Pawn takes Pawn. Pawn takes Pawn.
Their books are balanced. They aren't looking for the murderer, Maggie. They think they've got him. You've pulled George out of a lot scrapes, Maggie, but he's pulled you out of this one.”

Maggie wiped her nose on the back of her hand with something like dignity. She was sitting very straight, looking almost tall. For a moment her carriage was all it had been. She didn't say anything right away.

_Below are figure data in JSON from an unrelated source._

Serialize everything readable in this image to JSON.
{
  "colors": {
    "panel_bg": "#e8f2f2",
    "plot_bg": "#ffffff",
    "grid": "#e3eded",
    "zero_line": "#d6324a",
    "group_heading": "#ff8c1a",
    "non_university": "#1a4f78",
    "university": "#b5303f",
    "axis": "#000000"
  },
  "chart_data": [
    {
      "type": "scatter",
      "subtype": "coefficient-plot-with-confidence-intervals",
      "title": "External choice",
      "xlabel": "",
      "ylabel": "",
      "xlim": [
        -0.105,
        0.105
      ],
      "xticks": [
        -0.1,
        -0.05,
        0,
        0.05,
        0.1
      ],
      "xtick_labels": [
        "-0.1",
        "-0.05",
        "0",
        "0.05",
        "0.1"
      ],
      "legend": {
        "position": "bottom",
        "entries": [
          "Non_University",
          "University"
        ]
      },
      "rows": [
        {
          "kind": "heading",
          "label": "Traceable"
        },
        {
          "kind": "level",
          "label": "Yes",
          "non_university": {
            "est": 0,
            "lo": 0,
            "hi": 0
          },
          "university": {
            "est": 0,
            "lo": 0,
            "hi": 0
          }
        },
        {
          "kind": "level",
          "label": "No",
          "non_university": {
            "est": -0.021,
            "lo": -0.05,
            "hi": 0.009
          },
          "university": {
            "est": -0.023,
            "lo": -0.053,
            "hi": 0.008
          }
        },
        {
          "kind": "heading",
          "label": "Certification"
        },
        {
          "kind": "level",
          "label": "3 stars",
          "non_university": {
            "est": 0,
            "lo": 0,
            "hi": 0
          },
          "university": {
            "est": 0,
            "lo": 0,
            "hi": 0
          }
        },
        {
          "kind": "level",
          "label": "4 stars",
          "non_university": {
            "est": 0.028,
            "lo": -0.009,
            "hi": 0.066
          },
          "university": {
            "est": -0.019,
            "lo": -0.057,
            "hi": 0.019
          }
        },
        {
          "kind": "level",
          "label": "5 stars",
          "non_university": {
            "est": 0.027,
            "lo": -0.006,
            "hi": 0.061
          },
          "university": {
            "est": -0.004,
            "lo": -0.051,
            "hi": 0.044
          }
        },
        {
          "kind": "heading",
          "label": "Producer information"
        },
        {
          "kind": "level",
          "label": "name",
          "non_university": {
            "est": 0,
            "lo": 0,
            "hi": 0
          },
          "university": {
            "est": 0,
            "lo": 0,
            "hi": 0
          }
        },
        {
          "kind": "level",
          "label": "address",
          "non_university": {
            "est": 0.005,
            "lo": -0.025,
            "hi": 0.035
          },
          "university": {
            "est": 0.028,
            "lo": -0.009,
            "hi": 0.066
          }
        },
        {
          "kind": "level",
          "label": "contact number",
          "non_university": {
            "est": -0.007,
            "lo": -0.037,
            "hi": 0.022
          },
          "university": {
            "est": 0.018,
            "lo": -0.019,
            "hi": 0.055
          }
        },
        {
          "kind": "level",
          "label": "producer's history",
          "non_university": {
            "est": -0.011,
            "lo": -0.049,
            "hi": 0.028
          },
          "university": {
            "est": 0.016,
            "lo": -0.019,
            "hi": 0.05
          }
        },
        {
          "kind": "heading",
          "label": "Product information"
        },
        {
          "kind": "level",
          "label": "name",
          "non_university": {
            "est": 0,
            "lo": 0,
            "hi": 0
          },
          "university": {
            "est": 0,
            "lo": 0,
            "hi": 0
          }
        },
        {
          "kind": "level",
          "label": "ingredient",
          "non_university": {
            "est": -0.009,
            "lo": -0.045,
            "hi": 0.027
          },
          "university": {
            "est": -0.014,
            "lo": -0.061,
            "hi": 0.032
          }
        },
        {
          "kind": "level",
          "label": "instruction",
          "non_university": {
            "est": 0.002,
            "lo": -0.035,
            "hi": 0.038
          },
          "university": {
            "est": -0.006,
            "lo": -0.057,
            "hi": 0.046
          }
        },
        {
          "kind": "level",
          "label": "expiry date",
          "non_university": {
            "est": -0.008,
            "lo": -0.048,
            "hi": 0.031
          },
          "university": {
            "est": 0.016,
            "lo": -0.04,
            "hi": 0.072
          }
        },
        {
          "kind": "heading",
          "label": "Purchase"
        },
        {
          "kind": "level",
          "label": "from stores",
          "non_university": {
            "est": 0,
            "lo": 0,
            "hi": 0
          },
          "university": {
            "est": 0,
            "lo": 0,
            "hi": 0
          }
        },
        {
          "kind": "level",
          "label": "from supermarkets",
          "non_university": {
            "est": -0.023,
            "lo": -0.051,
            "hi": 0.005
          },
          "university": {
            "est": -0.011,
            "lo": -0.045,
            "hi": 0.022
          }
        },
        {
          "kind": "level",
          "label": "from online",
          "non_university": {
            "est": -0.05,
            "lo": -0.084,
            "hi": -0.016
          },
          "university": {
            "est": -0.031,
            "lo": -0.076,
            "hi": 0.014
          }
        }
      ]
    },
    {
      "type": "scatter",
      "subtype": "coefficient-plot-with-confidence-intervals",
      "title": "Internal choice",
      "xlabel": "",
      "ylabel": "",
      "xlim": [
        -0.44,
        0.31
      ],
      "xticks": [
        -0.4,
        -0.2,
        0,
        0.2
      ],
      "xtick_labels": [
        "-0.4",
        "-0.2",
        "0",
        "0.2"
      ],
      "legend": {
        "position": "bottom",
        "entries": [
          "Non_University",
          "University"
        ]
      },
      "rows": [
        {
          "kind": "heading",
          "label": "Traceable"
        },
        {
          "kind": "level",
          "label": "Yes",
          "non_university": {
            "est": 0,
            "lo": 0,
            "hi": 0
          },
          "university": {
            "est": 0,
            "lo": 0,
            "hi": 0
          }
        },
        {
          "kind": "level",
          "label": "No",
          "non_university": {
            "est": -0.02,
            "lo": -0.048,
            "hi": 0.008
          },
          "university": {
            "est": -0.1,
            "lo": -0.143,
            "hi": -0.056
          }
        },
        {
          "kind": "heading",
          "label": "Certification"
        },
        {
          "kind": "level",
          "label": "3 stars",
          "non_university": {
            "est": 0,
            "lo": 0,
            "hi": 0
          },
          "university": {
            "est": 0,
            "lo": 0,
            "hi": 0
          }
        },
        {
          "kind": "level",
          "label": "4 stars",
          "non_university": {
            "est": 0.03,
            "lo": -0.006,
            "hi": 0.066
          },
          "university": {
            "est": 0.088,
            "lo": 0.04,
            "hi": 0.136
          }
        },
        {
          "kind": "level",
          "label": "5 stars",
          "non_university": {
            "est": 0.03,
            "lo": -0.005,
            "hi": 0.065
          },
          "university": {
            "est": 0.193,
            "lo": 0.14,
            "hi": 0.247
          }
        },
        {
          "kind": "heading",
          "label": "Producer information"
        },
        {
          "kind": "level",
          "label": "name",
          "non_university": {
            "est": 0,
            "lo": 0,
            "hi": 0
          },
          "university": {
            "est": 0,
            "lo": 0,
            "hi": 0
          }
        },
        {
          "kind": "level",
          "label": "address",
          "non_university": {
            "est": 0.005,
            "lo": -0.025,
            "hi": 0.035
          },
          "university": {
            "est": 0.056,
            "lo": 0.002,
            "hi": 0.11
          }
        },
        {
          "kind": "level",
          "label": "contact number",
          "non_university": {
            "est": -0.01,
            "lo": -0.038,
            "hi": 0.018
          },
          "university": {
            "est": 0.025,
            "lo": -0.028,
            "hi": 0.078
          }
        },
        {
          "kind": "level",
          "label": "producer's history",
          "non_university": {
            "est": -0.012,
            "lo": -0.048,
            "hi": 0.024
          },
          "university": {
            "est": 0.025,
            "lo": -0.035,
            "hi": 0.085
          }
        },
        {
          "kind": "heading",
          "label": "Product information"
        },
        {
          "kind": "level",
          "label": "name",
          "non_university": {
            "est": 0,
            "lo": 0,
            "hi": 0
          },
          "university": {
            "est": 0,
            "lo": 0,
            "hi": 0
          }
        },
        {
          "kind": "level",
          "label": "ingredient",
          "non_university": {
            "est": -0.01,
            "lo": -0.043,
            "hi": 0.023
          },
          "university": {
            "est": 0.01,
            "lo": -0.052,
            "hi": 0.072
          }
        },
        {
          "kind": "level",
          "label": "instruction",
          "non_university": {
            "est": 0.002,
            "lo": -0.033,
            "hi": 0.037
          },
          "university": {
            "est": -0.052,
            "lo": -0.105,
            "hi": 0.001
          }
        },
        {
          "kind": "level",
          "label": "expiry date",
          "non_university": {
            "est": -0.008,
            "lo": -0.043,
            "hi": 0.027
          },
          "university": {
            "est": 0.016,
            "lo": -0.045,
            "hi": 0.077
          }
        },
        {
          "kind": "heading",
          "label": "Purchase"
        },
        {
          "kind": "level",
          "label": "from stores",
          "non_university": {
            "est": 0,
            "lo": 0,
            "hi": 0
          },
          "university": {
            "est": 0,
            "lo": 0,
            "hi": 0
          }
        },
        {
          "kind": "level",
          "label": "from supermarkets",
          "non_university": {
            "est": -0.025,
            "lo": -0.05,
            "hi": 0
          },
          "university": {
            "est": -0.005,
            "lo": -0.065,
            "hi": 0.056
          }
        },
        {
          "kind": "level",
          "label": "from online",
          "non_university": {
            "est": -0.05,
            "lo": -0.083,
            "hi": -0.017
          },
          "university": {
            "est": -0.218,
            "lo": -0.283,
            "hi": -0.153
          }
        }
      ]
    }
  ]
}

“I'm going back to the city now.”

“I supposed that.” She was quiet for a moment, then she looked up at me with those piercing eyes. “I was thinking of trying to poison you with some preserves I have. But, I declined the temptation. I'm a wicked old woman, Benny; not to be trusted. And I'm a sad old woman, surrounded by the ghosts of her men. The strong ones and the weak ones. The ones I wanted, I could never have; the ones I had, I never deserved and at the same time deserved better. I've a violent temper. Oh, when I was a girl I broke hearts all across the room. It was wonderful …” She broke off. “You'd better be off with you, before I change my mind. Think of me sometime when you eat a bite of cake or put the last scoop of sugar in your tea. You've a fine voice, and I'd hate to still that, too.”